PM Sogavare hopes to advance wide range of cooperation

Solomon Islands Prime Minister Manasseh Sogavare cited the latest progress in his country's collaboration with China to illustrate how the Global Development Initiative serves as a vehicle to drive pathbreaking action on development issues.
Noting that strengthening the national health system will help boost his country's resilience against a pandemic in the future, Sogavare thanked China for building a comprehensive public medical health center in the Solomon Islands. He said he is also pleased that the Chinese People's Liberation Army Navy's hospital ship, the Peace Ark, will visit the Solomon Islands this year.
Sogavare was addressing on Monday the first high-level conference of the Forum on Global Action for Shared Development in Beijing.
The Pacific Island country signed a memorandum of understanding on the Global Development Initiative, which was proposed by President Xi Jinping, with China in March to carry out cooperation in advancing healthcare, infrastructure, social governance, culture and sports, human resource and think-tank exchanges.

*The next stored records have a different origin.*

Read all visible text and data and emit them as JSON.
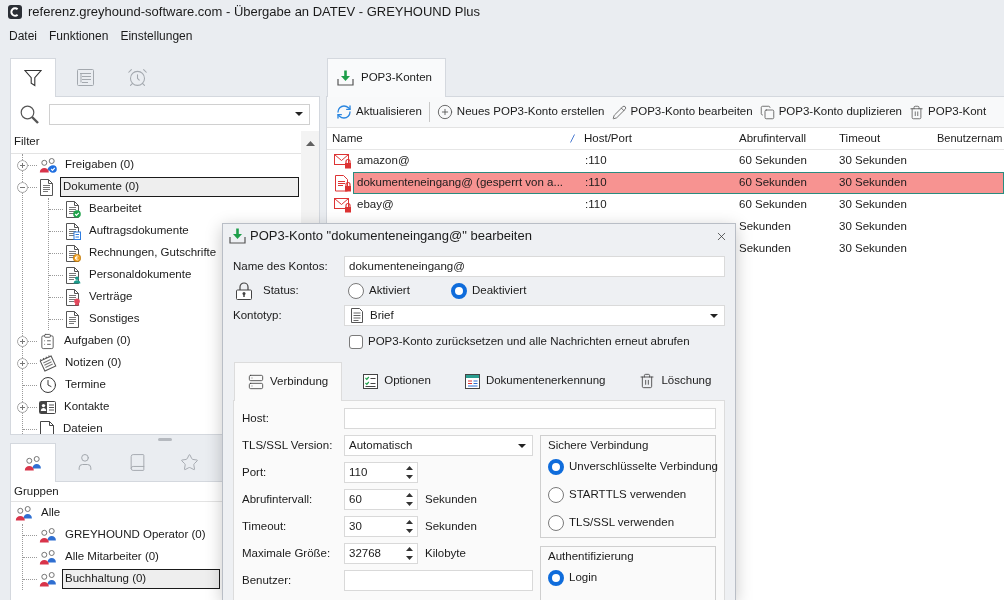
{
  "window": {
    "title": "referenz.greyhound-software.com - Übergabe an DATEV - GREYHOUND Plus"
  },
  "menu": [
    {
      "label": "Datei"
    },
    {
      "label": "Funktionen"
    },
    {
      "label": "Einstellungen"
    }
  ],
  "filter_panel": {
    "tabs": [
      {
        "selected": true
      },
      {
        "selected": false
      },
      {
        "selected": false
      }
    ],
    "header": "Filter",
    "tree": [
      {
        "label": "Freigaben (0)",
        "expandable": true,
        "expanded": false,
        "selected": false
      },
      {
        "label": "Dokumente (0)",
        "expandable": true,
        "expanded": true,
        "selected": true,
        "children": [
          {
            "label": "Bearbeitet",
            "selected": false
          },
          {
            "label": "Auftragsdokumente",
            "selected": false
          },
          {
            "label": "Rechnungen, Gutschrifte",
            "selected": false
          },
          {
            "label": "Personaldokumente",
            "selected": false
          },
          {
            "label": "Verträge",
            "selected": false
          },
          {
            "label": "Sonstiges",
            "selected": false
          }
        ]
      },
      {
        "label": "Aufgaben (0)",
        "expandable": true,
        "expanded": false,
        "selected": false
      },
      {
        "label": "Notizen (0)",
        "expandable": true,
        "expanded": false,
        "selected": false
      },
      {
        "label": "Termine",
        "expandable": false,
        "selected": false
      },
      {
        "label": "Kontakte",
        "expandable": true,
        "expanded": false,
        "selected": false
      },
      {
        "label": "Dateien",
        "expandable": false,
        "selected": false
      }
    ]
  },
  "groups_panel": {
    "tabs": [
      {
        "selected": true
      },
      {
        "selected": false
      },
      {
        "selected": false
      },
      {
        "selected": false
      }
    ],
    "header": "Gruppen",
    "tree": [
      {
        "label": "Alle",
        "selected": false,
        "children": [
          {
            "label": "GREYHOUND Operator (0)",
            "selected": false
          },
          {
            "label": "Alle Mitarbeiter (0)",
            "selected": false
          },
          {
            "label": "Buchhaltung (0)",
            "selected": true
          }
        ]
      }
    ]
  },
  "accounts": {
    "tabs": [
      {
        "label": "POP3-Konten",
        "selected": true
      }
    ],
    "toolbar": [
      {
        "label": "Aktualisieren"
      },
      {
        "label": "Neues POP3-Konto erstellen"
      },
      {
        "label": "POP3-Konto bearbeiten"
      },
      {
        "label": "POP3-Konto duplizieren"
      },
      {
        "label": "POP3-Kont"
      }
    ],
    "table": {
      "columns": [
        "Name",
        "Host/Port",
        "Abrufintervall",
        "Timeout",
        "Benutzernam"
      ],
      "rows": [
        {
          "kind": "mail",
          "name": "amazon@",
          "host_port": ":110",
          "interval": "60 Sekunden",
          "timeout": "30 Sekunden",
          "selected": false
        },
        {
          "kind": "letter",
          "name": "dokumenteneingang@ (gesperrt von a...",
          "host_port": ":110",
          "interval": "60 Sekunden",
          "timeout": "30 Sekunden",
          "selected": true
        },
        {
          "kind": "mail",
          "name": "ebay@",
          "host_port": ":110",
          "interval": "60 Sekunden",
          "timeout": "30 Sekunden",
          "selected": false
        },
        {
          "interval": "Sekunden",
          "timeout": "30 Sekunden",
          "selected": false
        },
        {
          "interval": "Sekunden",
          "timeout": "30 Sekunden",
          "selected": false
        }
      ]
    }
  },
  "dialog": {
    "title": "POP3-Konto \"dokumenteneingang@\" bearbeiten",
    "name": {
      "label": "Name des Kontos:",
      "value": "dokumenteneingang@"
    },
    "status": {
      "label": "Status:",
      "options": [
        {
          "label": "Aktiviert",
          "selected": false
        },
        {
          "label": "Deaktiviert",
          "selected": true
        }
      ]
    },
    "account_type": {
      "label": "Kontotyp:",
      "value": "Brief"
    },
    "reset": {
      "label": "POP3-Konto zurücksetzen und alle Nachrichten erneut abrufen",
      "checked": false
    },
    "tabs": [
      {
        "label": "Verbindung",
        "selected": true
      },
      {
        "label": "Optionen",
        "selected": false
      },
      {
        "label": "Dokumentenerkennung",
        "selected": false
      },
      {
        "label": "Löschung",
        "selected": false
      }
    ],
    "connection": {
      "host": {
        "label": "Host:"
      },
      "fields": [
        {
          "kind": "select",
          "label": "TLS/SSL Version:",
          "value": "Automatisch"
        },
        {
          "kind": "spin",
          "label": "Port:",
          "value": "110"
        },
        {
          "kind": "spin",
          "label": "Abrufintervall:",
          "value": "60",
          "unit": "Sekunden"
        },
        {
          "kind": "spin",
          "label": "Timeout:",
          "value": "30",
          "unit": "Sekunden"
        },
        {
          "kind": "spin",
          "label": "Maximale Größe:",
          "value": "32768",
          "unit": "Kilobyte"
        },
        {
          "kind": "text",
          "label": "Benutzer:"
        }
      ],
      "secure_connection": {
        "title": "Sichere Verbindung",
        "options": [
          {
            "label": "Unverschlüsselte Verbindung",
            "selected": true
          },
          {
            "label": "STARTTLS verwenden",
            "selected": false
          },
          {
            "label": "TLS/SSL verwenden",
            "selected": false
          }
        ]
      },
      "authentication": {
        "title": "Authentifizierung",
        "options": [
          {
            "label": "Login",
            "selected": true
          }
        ]
      }
    }
  }
}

Poor infrastructure is one of the hurdles that restrict the development of tourism in the Solomon Islands, an archipelago state comprising volcanic islands and coral atolls, located in the southwestern Pacific Ocean and covering an area of 28,400 square kilometers.

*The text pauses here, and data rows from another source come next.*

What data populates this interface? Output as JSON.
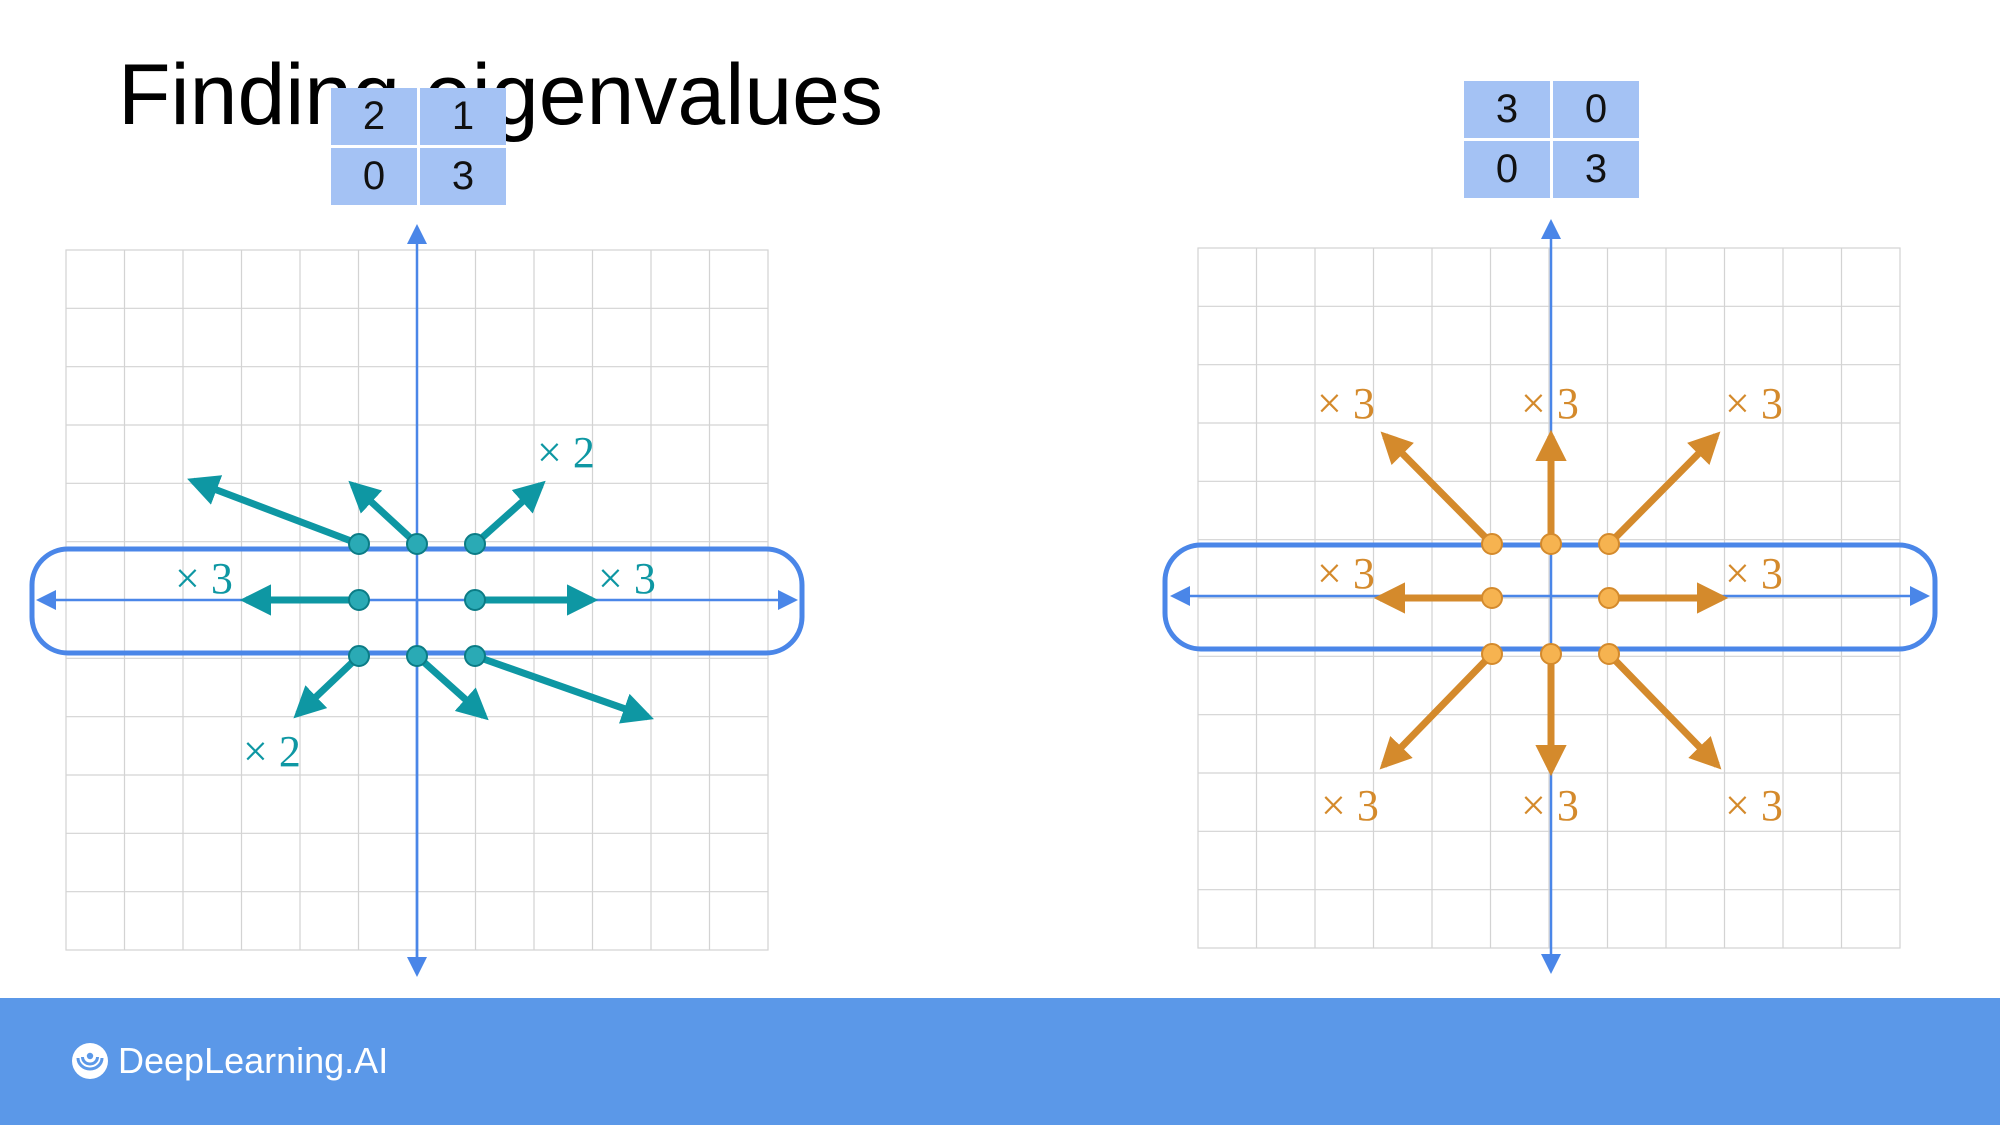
{
  "title": "Finding eigenvalues",
  "left_panel": {
    "matrix": [
      [
        "2",
        "1"
      ],
      [
        "0",
        "3"
      ]
    ],
    "labels": [
      "× 2",
      "× 3",
      "× 3",
      "× 2"
    ],
    "colors": {
      "arrow": "#0e97a3",
      "point": "#2aaab5",
      "axis": "#4a86e8"
    }
  },
  "right_panel": {
    "matrix": [
      [
        "3",
        "0"
      ],
      [
        "0",
        "3"
      ]
    ],
    "labels": [
      "× 3",
      "× 3",
      "× 3",
      "× 3",
      "× 3",
      "× 3",
      "× 3",
      "× 3"
    ],
    "colors": {
      "arrow": "#d48a2c",
      "point": "#f6b350",
      "axis": "#4a86e8"
    }
  },
  "footer": {
    "brand": "DeepLearning.AI",
    "color": "#5b98e8"
  }
}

A total of 161 telecommunication towers will be installed in the Solomon Islands under a bilateral connectivity and structural transformation investment, which Sogavare said will unify and connect people scattered in different geographical areas of the country for the first time.

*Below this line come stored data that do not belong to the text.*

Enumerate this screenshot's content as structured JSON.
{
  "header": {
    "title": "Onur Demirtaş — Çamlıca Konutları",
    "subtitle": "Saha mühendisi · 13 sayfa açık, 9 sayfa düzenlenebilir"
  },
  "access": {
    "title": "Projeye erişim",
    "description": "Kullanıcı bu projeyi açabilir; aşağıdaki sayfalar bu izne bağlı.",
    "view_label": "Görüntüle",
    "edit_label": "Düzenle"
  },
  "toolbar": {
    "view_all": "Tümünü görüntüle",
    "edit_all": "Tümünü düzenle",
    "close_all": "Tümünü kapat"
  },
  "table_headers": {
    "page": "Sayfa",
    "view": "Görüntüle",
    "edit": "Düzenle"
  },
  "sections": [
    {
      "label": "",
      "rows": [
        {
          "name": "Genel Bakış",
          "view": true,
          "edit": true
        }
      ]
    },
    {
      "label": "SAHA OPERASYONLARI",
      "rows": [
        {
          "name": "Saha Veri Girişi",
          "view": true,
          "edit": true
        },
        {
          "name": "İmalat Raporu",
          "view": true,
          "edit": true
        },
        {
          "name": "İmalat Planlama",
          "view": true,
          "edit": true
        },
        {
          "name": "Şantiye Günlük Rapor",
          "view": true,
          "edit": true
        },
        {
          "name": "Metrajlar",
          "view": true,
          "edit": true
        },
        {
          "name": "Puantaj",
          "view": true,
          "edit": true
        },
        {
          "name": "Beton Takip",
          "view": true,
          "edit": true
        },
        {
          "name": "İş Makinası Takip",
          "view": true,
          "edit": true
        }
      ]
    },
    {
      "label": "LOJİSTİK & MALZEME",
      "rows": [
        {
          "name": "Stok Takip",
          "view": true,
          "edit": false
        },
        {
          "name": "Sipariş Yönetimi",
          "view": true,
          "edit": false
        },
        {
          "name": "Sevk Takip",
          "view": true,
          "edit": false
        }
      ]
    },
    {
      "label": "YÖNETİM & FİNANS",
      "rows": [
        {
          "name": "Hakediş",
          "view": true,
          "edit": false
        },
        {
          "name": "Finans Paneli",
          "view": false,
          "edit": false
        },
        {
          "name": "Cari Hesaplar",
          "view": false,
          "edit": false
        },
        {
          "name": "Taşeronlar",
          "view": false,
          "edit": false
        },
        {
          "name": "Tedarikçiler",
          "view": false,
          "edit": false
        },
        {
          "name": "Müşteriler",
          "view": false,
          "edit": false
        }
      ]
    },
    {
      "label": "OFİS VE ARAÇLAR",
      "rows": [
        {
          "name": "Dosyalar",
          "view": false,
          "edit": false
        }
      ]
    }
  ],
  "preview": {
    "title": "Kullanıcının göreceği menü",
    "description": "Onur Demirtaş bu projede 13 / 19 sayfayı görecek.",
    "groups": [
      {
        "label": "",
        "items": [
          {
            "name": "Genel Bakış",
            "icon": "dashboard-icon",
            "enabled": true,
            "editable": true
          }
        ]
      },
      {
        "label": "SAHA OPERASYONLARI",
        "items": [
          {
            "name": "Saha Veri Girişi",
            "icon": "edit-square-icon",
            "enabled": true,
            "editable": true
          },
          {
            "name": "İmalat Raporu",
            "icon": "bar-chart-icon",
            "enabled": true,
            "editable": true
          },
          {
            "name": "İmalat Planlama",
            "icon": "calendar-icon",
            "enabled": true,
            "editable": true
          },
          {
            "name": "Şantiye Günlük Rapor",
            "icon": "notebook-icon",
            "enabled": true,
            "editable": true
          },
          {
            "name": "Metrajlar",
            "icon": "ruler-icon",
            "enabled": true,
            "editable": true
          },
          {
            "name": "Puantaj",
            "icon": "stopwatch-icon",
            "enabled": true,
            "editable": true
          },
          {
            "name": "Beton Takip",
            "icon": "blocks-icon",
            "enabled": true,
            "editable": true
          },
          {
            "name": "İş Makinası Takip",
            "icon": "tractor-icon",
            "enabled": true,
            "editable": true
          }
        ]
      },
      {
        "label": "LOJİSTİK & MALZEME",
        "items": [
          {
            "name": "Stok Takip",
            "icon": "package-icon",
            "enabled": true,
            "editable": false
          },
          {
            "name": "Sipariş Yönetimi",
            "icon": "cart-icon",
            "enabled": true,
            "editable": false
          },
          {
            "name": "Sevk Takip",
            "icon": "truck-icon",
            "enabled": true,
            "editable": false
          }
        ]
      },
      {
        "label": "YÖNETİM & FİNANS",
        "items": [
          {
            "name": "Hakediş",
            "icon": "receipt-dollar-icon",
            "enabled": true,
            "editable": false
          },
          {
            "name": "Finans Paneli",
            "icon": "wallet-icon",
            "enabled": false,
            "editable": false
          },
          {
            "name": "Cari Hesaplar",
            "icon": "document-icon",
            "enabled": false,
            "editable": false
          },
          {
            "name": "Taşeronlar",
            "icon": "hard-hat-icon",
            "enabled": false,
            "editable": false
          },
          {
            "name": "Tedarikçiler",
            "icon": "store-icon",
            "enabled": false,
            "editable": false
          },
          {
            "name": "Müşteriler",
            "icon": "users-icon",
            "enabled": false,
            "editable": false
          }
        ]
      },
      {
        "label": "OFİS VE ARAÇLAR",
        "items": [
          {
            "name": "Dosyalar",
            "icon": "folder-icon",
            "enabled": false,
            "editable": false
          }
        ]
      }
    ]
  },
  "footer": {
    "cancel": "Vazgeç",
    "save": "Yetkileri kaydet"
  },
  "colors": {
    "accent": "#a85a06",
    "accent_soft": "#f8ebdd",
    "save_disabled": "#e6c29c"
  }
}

Calling China the largest infrastructure partner of the Solomon Islands, he expressed his gratitude for Beijing's assistance to the country, especially the China-aided Pacific Games Stadium, as the island nation will host the Pacific Games in November.
Sogavare urged countries to take more ambitious actions to mitigate climate change, with a special focus on renewable energy and the transfer of green technology, adding that there is enough political will among countries to deepen South-South cooperation.
"Building common prosperity is investing in peaceful coexistence, and this is the future we must strive for," he said.
He called for "rising above those who want to create a divided world with ideology and geopolitical front lines", and remaining united. He also urged exploring a cooperation path to close the gap between the haves and the have-nots.